Global seaweed production has ballooned in recent years. Seaweed farms now produce more than 25 million metric tonnes of the crop annually, according to the research from the United Nations University, the UN’s academic and research arm. The global value of the crop was $6.4 billion in 2014, surpassing the value of the world’s lemons and limes ― that’s up from almost zero in the 1970s.
This growth has had many positive consequences, from providing jobs in developing and emerging countries, including China, Indonesia and the Philippines, to helping reduce overfishing in some regions, as coastal communities turn to seaweed farming as an alternative livelihood.
But the “rapid expansion of any industry can result in unforeseen ecological and societal consequences,” and that is proving to be the case with seaweed as well, the report authors said.
One Asian seaweed brought to Hawaii, for example, is killing off some coral reefs by outgrowing local corals. The spread of diseases and pests is another major concern.
“There’s very little regulation” for seaweed in many nations, Elizabeth Cottier-Cook, the report’s lead author, told Reuters news agency. “You can take a plant from the Philippines and plant it in East Africa. There are pests, there are pathogens that can go along with that plant. There is no quarantine.”

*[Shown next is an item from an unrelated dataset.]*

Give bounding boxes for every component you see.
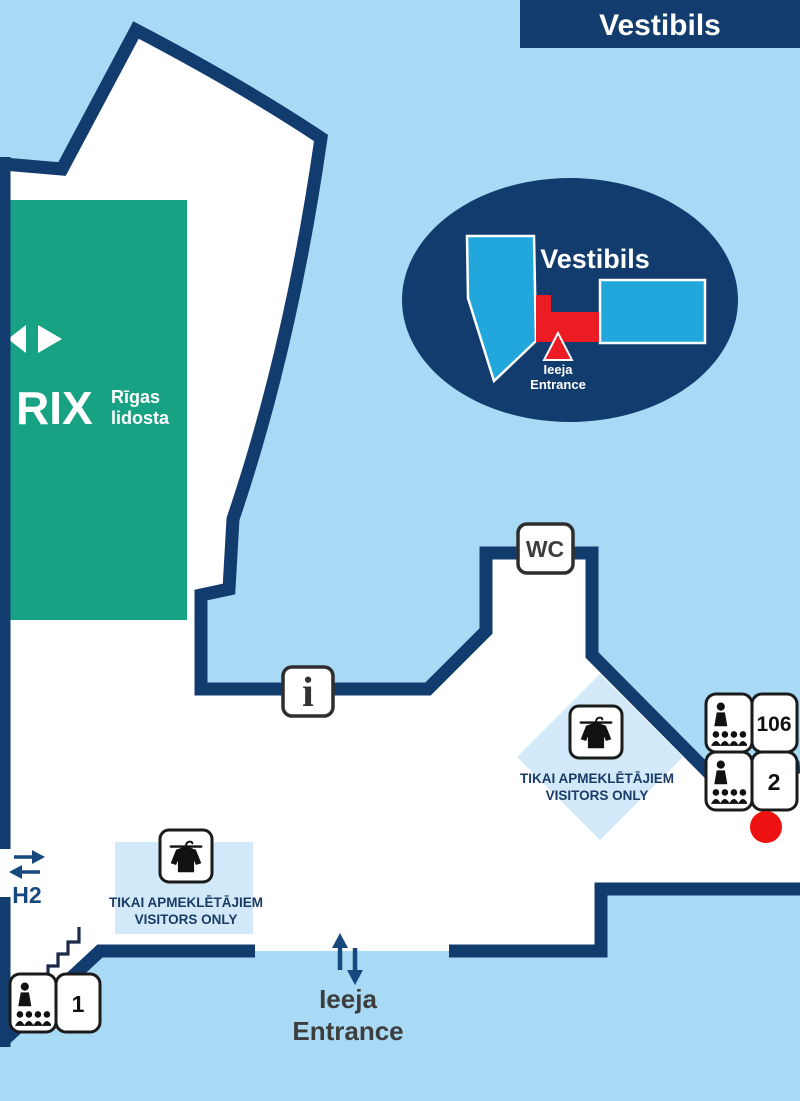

The report cites the example of one bacterial disease known as ice-ice that has spread with a red seaweed from the Philippines to seaweed farms in countries including Madagascar and Tanzania. In the Philippines alone, ice-ice caused industry losses estimated at $310 million from 2011 to 2013.
Unregulated seaweed farming could also lead to other deleterious impacts, including the reduction of genetic diversity of native seaweed stocks due to mono-cropping, the report authors said.
It could also result in a slew of bad farm management practices, such as placing cultivation nets too close together. This could increase the risk of disease transfer or the illegal use of algicides and pesticides which could have detrimental environmental consequences.
“Rapidly increasing seaweed cultivation globally will be good for commerce and open up a range of new products, but we must also try to minimize any negative effects that this industry may have on coastal marine environments,” said Cottier-Cook in a news release. “The seaweed industry must be developed in a sustainable way that considers not just how to maximise profits but maintain the highest biosecurity standards to prevent the introduction of pests and disease. It will also be crucial to develop new indigenous disease-resistant strains of seaweed, wherever possible.”